Michelle Quigley/The Coastal Star

By Willie Howard

    A deep-water beaked whale beached itself in Gulf Stream on Sept. 18, marking the third reported beaching of a beaked whale along Florida’s east coast during September.
    When Marine Animal Rescue Society volunteers responded around 4:30 p.m. that Sunday, they found the whale dead on the beach.
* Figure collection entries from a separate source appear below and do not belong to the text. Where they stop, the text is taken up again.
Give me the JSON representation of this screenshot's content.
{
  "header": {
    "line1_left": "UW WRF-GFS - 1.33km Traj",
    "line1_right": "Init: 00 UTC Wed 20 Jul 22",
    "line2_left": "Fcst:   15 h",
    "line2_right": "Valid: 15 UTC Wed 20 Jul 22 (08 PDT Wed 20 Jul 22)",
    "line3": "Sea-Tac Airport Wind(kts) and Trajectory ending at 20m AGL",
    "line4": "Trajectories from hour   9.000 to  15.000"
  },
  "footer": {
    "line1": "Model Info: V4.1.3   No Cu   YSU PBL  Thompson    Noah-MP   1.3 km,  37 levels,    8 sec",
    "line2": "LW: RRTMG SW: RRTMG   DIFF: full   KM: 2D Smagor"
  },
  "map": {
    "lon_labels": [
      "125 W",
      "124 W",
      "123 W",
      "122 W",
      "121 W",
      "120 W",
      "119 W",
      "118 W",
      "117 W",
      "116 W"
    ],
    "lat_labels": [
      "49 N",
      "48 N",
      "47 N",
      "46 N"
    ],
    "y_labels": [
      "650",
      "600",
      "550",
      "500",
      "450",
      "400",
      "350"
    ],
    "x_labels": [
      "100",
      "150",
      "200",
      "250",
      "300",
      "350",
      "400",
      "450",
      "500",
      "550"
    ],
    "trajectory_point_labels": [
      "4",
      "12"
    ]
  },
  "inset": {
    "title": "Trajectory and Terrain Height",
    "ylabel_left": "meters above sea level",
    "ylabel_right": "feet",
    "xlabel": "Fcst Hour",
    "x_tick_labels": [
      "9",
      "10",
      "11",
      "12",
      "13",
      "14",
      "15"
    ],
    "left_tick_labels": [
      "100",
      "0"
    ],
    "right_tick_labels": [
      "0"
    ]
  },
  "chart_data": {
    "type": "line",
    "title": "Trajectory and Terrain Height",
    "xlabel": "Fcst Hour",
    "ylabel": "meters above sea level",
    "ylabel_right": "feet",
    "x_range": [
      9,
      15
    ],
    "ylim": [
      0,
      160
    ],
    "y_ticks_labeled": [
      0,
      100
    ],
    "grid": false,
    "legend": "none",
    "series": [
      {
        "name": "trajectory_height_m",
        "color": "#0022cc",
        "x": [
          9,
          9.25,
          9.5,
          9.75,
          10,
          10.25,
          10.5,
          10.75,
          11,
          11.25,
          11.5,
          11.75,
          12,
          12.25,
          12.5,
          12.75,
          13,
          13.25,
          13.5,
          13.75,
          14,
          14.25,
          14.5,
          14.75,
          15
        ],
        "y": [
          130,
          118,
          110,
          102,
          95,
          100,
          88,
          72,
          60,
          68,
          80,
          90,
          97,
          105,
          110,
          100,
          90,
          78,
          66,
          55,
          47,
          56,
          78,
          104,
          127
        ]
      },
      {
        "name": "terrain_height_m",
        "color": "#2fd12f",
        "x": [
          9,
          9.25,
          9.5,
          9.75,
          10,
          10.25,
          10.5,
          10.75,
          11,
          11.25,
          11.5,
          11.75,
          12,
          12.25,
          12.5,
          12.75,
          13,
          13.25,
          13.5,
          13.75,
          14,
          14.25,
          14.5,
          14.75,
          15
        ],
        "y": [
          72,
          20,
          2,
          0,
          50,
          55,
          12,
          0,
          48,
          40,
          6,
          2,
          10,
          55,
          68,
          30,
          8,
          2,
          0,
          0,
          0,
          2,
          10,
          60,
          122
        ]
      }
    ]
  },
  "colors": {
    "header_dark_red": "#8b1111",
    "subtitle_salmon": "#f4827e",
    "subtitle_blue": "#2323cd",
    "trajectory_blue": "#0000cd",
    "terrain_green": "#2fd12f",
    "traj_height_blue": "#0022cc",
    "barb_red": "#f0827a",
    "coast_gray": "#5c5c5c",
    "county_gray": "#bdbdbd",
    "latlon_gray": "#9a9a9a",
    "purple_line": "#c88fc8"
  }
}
    The response team was unable to reach that section of beach near the Gulf Stream Golf Club with a truck to haul the whale’s carcass away for examination, so they left it in the surf.
    Blair Mase, marine mammal stranding coordinator for NOAA in Miami, planned a necropsy on the beach for the morning of Sept. 19 to search for clues to the whale’s demise.
    But when the examination team arrived in Gulf Stream that morning, the whale was gone, apparently swept out to sea by the tide.
    The next morning (Sept. 20), sea turtle nest monitors found the whale’s mutilated carcass washing up on the beach just north of the Gulf Stream Bath & Tennis Club.
   They secured the whale’s decomposing carcass with a piece of rope tied to stakes in the sand until a MARS volunteer could come to the beach to extract skin and blubber samples, used to positively identify the species.
    MARS volunteers usually measure the length of beached whales, but Mase said this whale’s tail flukes had been eaten, so no accurate length could be taken.
    Mase had planned to have the whale’s carcass towed out to sea after tissue samples were taken, but the body was too badly decomposed to tow. It was left in the surf.
    Whales and other marine mammals instinctively beach themselves when they’re sick or injured so they can breathe without having to exert themselves to reach the surface.
    Mase said the whale was probably a Gervais’ beaked whale (Mesoplodon europaeus).
    Gervais’ beaked whales washed ashore during September in Hobe Sound and Hollywood Beach. Both whales were still alive when they came ashore, but later died.
    Laboratory work to determine what illness might have led the other two whales to beach themselves had not been completed as of late September.
    Named for their elongated snouts, beaked whales are known to dive deep for long periods of time before surfacing for air. One species, the Cuvier’s beaked whale, regularly dives for an hour to depths of 3,300 feet.
    Gervais’ beaked whales have spindle-shaped bodies with small, shark-like dorsal fins and slightly concave tail flukes, according to Whale and Dolphin Conservation. Their bellies are often marked with irregular white blotches.